Ruth Chepngetich qui a affolé le chrono comme jamais et surclassé la concurrence a devancé de 7’36 l’Éthiopienne Sutume Kebede (2h17’32), la Kenyane Irine Cheptai complète le podium en 2h17’51;
Jean-Claude Vollmer (expert LEPAPE) nous livre son avis sur ce record du monde : « Je me rappelle avoir dit après le record du monde de Tigist Assefa que l’on était entré dans une autre dimension, là on est allé encore plus loin dans l’univers, c’est fou ! L’ancien record du monde de Paula Radcliffe a longtemps tenu et j’avais dit que les femmes avaient pris du retard, avec Tigist Assefa elles avaient commencé à le rattraper et j’avais évoqué l’an passé cette théorie que ce record avait donné des idées à d’autres. Ruth Chepngetich est une routarde pure, on va bientôt voir arriver les championnes de la piste Faith Kipyegon, Beatrice Chebet, je ne dis pas qu’elles vont battre le record du monde mais il faudra prévoir des chronos dans ces eaux-là. Des 2h10, 2h12 deviendront un jour des chronos habituels alors que c’étaient des temps qui permettaient des accès internationaux à un marathonien Français il n’y a pas si longtemps. Chez Ruth Chepngetich l’approche qui est nouvelle est cette prise de risque insensée dès le début (3’00 au kilomètre), elle aurait pu exploser au 30e ou au 35e kilomètre et ce ne fut pas le cas, c’est du jamais vu, c’est hallucinant. Prendre un tel risque chez les hommes cela voudrait dire partir sur des bases de 1h55, je ne sais pas si un homme oserait. Elle avait des lièvres mais il fait la sortir la performance. Kebede qui l’accompagnait au début a logiquement explosé. Ruth Chepngetich a trouvé les ressources pour tenir en plus elle savait qu’elle avait une bonne avance sur le record du monde, elle a repoussé le seuil de douleur, je pense que sur les 5 derniers kilomètres elle est au bout du bout, c’est une sacrée leçon de résistance au mal. »

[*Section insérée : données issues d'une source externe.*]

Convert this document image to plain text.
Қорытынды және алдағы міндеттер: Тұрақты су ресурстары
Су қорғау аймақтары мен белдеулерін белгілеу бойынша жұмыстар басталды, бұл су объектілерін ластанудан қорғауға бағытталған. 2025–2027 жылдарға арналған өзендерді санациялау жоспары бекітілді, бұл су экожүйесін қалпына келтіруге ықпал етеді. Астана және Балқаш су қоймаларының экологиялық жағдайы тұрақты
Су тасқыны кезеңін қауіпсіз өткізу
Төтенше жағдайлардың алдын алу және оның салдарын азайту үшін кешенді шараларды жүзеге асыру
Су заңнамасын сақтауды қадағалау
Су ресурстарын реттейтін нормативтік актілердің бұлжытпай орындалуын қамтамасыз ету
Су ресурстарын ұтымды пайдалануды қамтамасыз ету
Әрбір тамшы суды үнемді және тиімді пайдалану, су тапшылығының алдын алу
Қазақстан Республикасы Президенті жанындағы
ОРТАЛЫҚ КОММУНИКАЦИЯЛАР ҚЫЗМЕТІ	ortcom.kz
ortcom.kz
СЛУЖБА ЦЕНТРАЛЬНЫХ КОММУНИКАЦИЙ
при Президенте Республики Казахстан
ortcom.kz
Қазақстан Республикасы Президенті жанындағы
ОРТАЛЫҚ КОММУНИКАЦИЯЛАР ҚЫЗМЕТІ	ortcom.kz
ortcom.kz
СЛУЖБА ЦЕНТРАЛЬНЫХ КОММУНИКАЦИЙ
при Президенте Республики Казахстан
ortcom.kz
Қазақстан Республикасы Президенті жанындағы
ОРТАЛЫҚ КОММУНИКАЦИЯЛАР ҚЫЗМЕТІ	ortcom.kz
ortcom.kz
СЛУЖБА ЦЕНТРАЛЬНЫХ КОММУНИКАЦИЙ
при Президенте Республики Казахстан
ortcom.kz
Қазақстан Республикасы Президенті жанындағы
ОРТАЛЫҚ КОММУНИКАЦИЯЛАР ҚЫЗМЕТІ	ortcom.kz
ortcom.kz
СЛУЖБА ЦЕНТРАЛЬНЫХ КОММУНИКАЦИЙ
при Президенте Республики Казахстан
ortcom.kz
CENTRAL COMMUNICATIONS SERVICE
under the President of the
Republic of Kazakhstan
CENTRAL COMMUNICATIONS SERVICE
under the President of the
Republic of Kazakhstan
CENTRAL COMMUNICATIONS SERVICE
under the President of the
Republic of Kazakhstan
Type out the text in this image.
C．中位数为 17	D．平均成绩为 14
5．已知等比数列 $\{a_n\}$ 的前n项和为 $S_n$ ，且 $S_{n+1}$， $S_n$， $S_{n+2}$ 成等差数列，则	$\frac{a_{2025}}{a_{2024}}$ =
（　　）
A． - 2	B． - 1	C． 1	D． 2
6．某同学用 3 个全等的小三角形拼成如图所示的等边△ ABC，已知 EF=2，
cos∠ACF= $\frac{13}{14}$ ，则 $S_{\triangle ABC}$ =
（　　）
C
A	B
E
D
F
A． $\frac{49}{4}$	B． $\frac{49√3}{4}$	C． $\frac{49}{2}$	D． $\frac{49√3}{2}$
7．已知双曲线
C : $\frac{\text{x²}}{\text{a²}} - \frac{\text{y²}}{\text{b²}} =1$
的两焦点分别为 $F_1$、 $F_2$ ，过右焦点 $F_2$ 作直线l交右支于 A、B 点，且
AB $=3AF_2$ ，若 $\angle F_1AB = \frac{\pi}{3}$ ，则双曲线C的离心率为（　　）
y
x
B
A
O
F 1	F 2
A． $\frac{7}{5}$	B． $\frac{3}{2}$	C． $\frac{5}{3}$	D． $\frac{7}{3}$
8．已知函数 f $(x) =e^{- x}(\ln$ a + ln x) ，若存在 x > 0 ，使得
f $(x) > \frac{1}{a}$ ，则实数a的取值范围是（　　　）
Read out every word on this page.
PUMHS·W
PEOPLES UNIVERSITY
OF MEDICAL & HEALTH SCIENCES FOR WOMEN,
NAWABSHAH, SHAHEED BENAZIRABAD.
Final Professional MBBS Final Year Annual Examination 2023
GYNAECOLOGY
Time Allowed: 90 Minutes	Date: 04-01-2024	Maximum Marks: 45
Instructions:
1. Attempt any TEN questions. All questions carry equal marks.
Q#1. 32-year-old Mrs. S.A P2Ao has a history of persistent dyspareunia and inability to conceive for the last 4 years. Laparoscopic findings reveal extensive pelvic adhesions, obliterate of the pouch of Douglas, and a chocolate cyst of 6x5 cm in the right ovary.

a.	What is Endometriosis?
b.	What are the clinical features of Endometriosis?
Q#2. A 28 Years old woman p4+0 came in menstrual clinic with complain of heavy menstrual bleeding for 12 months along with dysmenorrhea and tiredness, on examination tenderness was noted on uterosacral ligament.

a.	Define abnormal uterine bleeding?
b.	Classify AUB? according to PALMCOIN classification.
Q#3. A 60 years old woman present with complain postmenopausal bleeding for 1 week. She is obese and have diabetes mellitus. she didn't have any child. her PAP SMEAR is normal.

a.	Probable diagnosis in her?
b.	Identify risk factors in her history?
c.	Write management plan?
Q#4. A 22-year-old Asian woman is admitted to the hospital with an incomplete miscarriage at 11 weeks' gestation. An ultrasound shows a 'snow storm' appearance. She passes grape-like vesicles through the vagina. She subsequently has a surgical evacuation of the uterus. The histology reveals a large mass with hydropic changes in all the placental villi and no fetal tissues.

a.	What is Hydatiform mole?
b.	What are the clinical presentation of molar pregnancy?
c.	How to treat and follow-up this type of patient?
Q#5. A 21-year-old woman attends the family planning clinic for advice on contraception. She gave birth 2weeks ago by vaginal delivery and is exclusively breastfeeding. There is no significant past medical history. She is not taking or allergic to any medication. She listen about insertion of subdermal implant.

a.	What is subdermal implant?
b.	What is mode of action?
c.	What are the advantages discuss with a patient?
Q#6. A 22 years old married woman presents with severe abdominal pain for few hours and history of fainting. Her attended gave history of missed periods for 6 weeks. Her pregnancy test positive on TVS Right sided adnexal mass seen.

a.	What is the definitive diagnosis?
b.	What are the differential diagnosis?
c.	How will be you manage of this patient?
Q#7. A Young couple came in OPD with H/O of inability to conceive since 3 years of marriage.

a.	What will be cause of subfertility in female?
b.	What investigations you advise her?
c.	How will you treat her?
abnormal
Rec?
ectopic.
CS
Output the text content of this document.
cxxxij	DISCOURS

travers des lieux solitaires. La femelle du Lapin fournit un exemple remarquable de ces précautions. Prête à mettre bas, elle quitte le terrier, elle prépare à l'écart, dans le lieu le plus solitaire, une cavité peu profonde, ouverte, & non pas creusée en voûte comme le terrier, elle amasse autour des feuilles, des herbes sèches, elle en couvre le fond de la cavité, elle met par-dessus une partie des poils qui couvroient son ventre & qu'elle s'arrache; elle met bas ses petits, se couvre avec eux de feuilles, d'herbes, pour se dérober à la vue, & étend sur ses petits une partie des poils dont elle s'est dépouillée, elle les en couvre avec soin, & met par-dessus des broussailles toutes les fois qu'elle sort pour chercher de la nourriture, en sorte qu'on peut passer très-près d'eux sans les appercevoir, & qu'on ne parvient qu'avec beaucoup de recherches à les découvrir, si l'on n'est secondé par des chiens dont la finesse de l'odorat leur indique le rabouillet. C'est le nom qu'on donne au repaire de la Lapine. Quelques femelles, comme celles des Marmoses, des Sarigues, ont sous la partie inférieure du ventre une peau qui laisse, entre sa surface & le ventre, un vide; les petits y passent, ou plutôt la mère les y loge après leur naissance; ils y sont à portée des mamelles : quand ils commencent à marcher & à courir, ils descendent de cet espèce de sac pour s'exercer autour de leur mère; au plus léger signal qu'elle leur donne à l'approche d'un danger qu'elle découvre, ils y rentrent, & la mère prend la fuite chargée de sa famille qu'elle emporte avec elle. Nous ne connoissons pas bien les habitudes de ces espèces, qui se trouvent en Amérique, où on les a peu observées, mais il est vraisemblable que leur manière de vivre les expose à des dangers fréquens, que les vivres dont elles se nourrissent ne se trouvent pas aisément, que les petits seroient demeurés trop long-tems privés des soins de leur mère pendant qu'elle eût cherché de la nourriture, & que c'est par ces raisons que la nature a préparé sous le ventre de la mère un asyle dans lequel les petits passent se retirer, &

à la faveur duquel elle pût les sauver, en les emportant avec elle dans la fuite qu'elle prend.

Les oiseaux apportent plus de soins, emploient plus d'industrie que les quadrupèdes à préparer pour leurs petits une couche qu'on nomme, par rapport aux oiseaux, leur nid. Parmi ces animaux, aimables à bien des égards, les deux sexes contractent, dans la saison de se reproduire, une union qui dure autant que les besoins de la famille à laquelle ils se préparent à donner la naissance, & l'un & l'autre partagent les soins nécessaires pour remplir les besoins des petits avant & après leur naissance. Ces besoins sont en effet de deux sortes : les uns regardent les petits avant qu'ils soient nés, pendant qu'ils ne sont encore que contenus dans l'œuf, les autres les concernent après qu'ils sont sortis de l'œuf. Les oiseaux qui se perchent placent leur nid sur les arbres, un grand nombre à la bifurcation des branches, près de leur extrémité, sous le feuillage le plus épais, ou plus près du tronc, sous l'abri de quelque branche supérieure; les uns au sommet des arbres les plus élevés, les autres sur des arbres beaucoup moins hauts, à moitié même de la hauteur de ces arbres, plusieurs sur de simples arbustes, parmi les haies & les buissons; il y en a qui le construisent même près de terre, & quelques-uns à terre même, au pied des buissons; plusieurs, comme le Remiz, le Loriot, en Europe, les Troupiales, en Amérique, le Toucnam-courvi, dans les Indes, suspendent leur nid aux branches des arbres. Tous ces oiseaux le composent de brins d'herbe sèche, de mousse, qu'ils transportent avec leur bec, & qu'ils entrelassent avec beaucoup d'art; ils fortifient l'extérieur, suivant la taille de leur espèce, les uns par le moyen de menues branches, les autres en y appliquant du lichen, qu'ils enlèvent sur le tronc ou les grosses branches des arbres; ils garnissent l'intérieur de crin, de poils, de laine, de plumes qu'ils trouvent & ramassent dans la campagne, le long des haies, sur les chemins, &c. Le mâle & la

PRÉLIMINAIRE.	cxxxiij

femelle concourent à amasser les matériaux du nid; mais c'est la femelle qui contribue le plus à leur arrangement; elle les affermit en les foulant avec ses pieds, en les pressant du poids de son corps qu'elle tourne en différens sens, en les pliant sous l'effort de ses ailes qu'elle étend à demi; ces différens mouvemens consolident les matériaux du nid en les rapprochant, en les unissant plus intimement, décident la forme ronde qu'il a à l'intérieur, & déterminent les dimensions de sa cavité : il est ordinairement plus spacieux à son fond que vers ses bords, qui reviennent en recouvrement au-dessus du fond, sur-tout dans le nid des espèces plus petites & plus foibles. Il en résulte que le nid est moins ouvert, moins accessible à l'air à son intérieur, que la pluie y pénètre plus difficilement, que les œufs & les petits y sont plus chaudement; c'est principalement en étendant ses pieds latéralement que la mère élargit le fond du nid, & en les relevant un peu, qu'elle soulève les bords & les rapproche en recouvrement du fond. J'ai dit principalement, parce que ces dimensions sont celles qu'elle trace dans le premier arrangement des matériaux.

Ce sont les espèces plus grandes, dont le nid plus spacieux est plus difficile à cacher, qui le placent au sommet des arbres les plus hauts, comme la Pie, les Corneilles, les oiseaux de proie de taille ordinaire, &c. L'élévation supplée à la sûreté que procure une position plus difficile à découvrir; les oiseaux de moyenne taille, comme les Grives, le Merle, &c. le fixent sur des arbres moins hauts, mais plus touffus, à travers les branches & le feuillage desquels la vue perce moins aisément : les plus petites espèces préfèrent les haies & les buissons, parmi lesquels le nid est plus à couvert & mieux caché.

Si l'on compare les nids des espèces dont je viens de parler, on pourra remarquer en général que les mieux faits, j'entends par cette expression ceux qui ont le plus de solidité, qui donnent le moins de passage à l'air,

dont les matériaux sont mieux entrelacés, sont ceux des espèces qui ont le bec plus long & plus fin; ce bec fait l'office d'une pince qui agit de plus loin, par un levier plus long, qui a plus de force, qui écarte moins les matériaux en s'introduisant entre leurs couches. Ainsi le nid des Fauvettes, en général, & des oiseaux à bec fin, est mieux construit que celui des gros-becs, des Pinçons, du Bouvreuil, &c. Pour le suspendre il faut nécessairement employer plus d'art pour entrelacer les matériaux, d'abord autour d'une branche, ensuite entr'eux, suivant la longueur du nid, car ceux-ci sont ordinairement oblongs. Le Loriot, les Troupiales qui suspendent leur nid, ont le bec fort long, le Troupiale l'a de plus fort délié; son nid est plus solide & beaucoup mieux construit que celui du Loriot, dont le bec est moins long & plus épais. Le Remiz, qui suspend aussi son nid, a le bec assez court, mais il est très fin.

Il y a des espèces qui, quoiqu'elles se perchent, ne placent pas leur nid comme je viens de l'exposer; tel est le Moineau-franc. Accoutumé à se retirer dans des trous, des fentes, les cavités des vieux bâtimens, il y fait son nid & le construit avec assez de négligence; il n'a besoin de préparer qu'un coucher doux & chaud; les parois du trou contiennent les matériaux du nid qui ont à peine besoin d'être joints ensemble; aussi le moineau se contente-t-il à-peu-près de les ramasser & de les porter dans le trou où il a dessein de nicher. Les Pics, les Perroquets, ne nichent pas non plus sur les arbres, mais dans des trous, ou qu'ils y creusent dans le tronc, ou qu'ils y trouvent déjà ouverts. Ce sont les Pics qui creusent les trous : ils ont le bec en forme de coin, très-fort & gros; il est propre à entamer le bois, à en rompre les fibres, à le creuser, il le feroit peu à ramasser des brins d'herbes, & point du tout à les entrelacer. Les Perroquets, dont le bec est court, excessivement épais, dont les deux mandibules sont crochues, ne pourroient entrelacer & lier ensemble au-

Christelle Daunay ancienne détentrice du record de France du marathon : « Qu’elle passe sur des bases de 2h06’36 au marathon sur les premiers kilomètres cela surprend, je pense qu’elle avait annoncé qu’elle voulait faire un gros chrono mais de là partir si vite… en plus quand vous partez sur ces bases à un moment donné vous prenez le mur, même si elle a faibli elle a continué sur sa lancée. Elle a été relativement constante dans l’effort avec ce départ ultra-rapide, comment partir sur de telles bases ? C’est très surprenant. Quand vous avez un record à 2h14 déjà très élevé cela parait fou… je ne m’attendais pas que le record du monde soit battu de 2 minutes aussi vite même si elle n’est pas une inconnue, le fait de battre le record avec une telle marge me surprend. Il y a 2 ans sur un autre marathon elle avait tenté un coup et s’était pris le mur, cette fois elle a du mieux préparer, améliorer sa méthode mais elle n’avait pas annoncé un tel chrono. »
Chez les messieurs, le Kenyan John Korir s’est offert son premier marathon majeur en l’emportant avec un record personnel en 2h02’44 avec près de deux minutes d’avance sur ses poursuivants, l’Éthiopien Useydin Mohamed Esa (2h04’39) et le Kenyan Amos Kipruto (2h04’50).